Concerns over corporate governance standards at industrial stalwart and steps its board followed in weighing transaction

Barloworld CEO Dominic Sewela. Picture: BRETT ELOFF
Barloworld CEO Dominic Sewela. Picture: BRETT ELOFF

The Public Investment Corporation (PIC), Africa’s largest fund manager, has thrown down the gauntlet to the leadership of takeover target Barloworld, raising concerns about governance at the industrial stalwart.

With about R3-trillion in assets under management, the fund manager is often shy to publicly weigh in on events at its investee companies.

However, the asset manager, the JSE’s largest institutional investor, broke with tradition on Friday and said it was unhappy with events at Barloworld, which is facing a takeover bid by a consortium led by group CEO Dominic Sewela.

“The PIC is concerned with corporate governance standards at Barloworld and the steps its board followed in considering the transaction in question. These concerns have been expressed to the board in a series of robust engagements,” it said.

“The PIC expects boards of its investee companies to act in the best interests of the company and all its stakeholders.”

The PIC is Barloworld’s largest shareholder, with a 21.97% stake. Other large shareholders include Saudi Arabia’s Zahid Group, which is part of Sewela’s consortium.

Zahid holds about 18.9% of Barloworld but was excluded from voting on the deal at a special meeting last week. The consortium’s offer failed to garner enough shareholder support.

The mooted deal could only garner 36.63%, while 63.37% of shareholders voted against it — triggering a standby offer in terms of which the consortium will acquire all the Barloworld ordinary shares from ordinary shareholders “other than the Barloworld ordinary shares held by the excluded shareholders”.
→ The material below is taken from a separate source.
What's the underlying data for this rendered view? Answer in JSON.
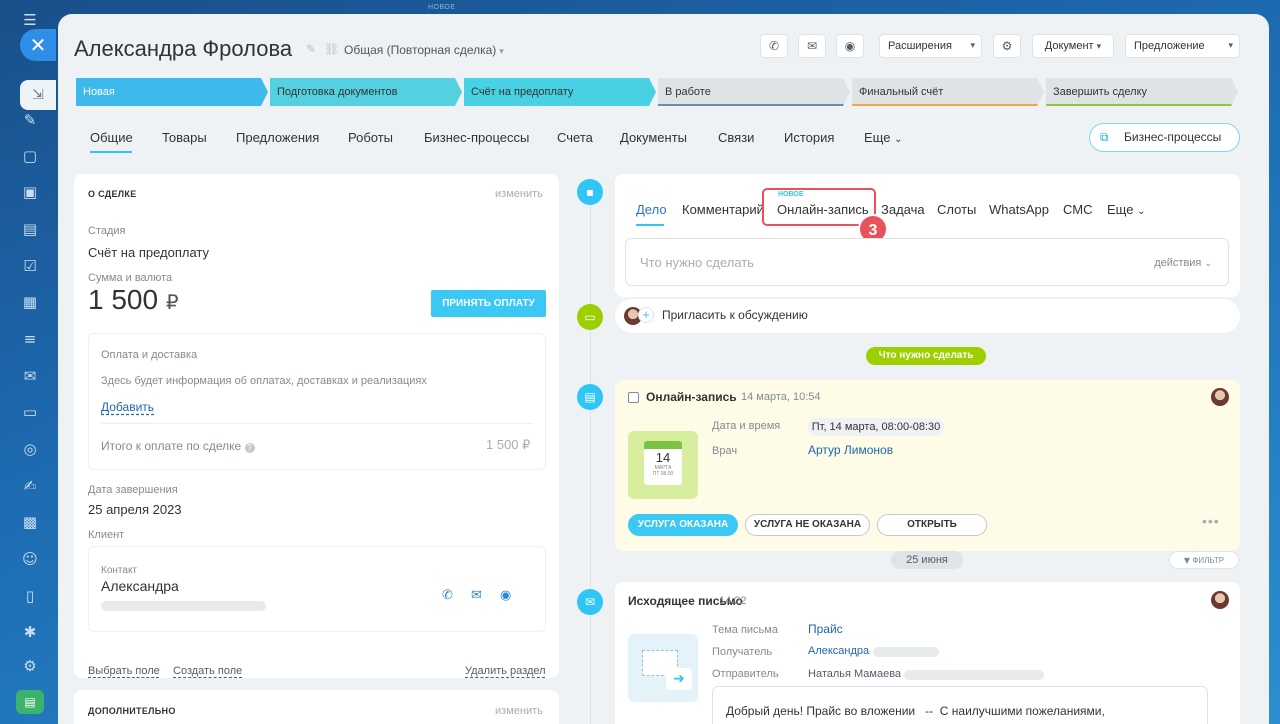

The PIC joined UK-based Silchester International Investors in voting down the consortium’s offer.

Silchester, which owns about 18% of Barloworld, has insisted that the company’s board has failed to manage a conflict of interest regarding Sewela’s participation in the consortium.

Under new management and a new CEO, a “reasonable board” and good capital allocation, the company could deliver value for shareholders, it has said.
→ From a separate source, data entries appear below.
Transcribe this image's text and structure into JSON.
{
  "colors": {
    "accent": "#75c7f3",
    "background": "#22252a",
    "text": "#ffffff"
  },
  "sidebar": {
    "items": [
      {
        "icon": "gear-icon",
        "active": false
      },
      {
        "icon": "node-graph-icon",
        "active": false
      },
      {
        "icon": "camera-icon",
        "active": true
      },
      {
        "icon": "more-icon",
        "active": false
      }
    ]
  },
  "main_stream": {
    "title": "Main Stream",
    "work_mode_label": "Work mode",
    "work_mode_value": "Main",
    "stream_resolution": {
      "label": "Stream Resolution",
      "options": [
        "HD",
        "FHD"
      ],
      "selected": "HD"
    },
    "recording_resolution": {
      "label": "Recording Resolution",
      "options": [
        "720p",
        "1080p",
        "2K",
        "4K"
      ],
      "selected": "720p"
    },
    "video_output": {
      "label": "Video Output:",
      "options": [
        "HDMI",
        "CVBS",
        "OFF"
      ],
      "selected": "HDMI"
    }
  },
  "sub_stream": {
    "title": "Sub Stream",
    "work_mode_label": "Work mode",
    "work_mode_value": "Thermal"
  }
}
Sewela and his Middle East partners offered as much as R123 a share, valuing the company at just more than 4.3 times its historical earnings before interest, tax, depreciation and amortisation.
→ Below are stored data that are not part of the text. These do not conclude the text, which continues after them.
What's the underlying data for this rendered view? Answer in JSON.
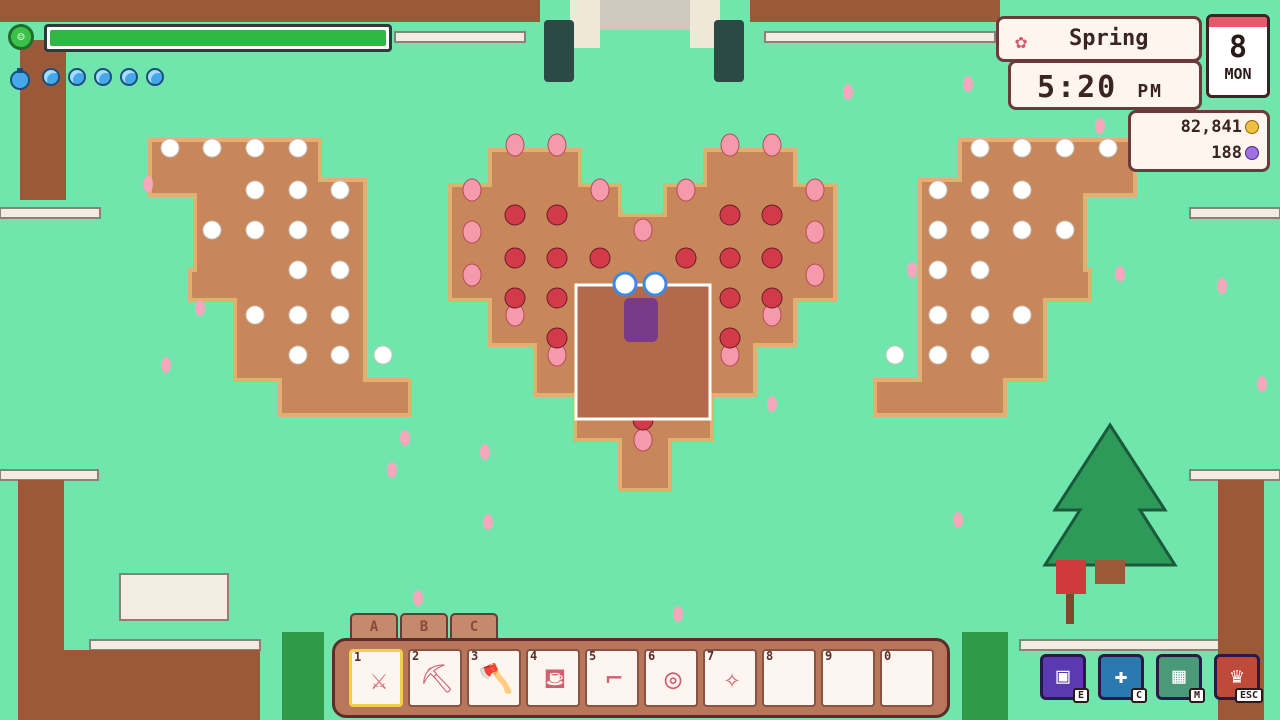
{
  "status": {
    "health_fraction": 1.0,
    "mana_orbs_filled": 5,
    "mana_orbs_total": 5
  },
  "clock": {
    "season": "Spring",
    "time": "5:20",
    "ampm": "PM",
    "day_number": "8",
    "day_of_week": "MON"
  },
  "currency": {
    "gold": "82,841",
    "gems": "188"
  },
  "hotbar": {
    "tabs": [
      "A",
      "B",
      "C"
    ],
    "selected_slot": 1,
    "slots": [
      {
        "num": "1",
        "icon": "sword-icon"
      },
      {
        "num": "2",
        "icon": "pickaxe-icon"
      },
      {
        "num": "3",
        "icon": "axe-icon"
      },
      {
        "num": "4",
        "icon": "watering-can-icon"
      },
      {
        "num": "5",
        "icon": "hoe-icon"
      },
      {
        "num": "6",
        "icon": "net-icon"
      },
      {
        "num": "7",
        "icon": "wand-icon"
      },
      {
        "num": "8",
        "icon": ""
      },
      {
        "num": "9",
        "icon": ""
      },
      {
        "num": "0",
        "icon": ""
      }
    ]
  },
  "menu": [
    {
      "name": "inventory-menu-button",
      "key": "E",
      "color": "#5a3ab0"
    },
    {
      "name": "crafting-menu-button",
      "key": "C",
      "color": "#2a7ab0"
    },
    {
      "name": "map-menu-button",
      "key": "M",
      "color": "#4a9a7a"
    },
    {
      "name": "main-menu-button",
      "key": "ESC",
      "color": "#c04a3a"
    }
  ],
  "colors": {
    "grass": "#70e6ac",
    "soil": "#c8875a",
    "soil_edge": "#e0b070",
    "hp_green": "#2fb844",
    "accent_pink": "#e45a6a"
  }
}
The offer ultimately values Barloworld at R23bn.

The PIC said it remained open to engage Barloworld on the transaction.

“The PIC believes the current offer for Barloworld still presents a premium to the company’s fair value, and at a minimum to the preprice offer. This is within the valuation range as recommended by the independent valuer, Rothschild,” the PIC said, adding that it preferred inclusive transactions.

The consortium said last month that its offer was final and its bid had received support from Caterpillar — a key supplier and main revenue driver for Barloworld — accounting for 83% of revenue for the 2024 financial year.

The consortium’s attitude is that Barloworld as an unlisted business “will provide a more efficient platform that will support the pursuit of the company’s existing long-term industrial growth strategy, which is expected to deliver significant value for all stakeholders”.

Standard Bank has guaranteed a maximum of R17bn of the purchase price proposed by the consortium.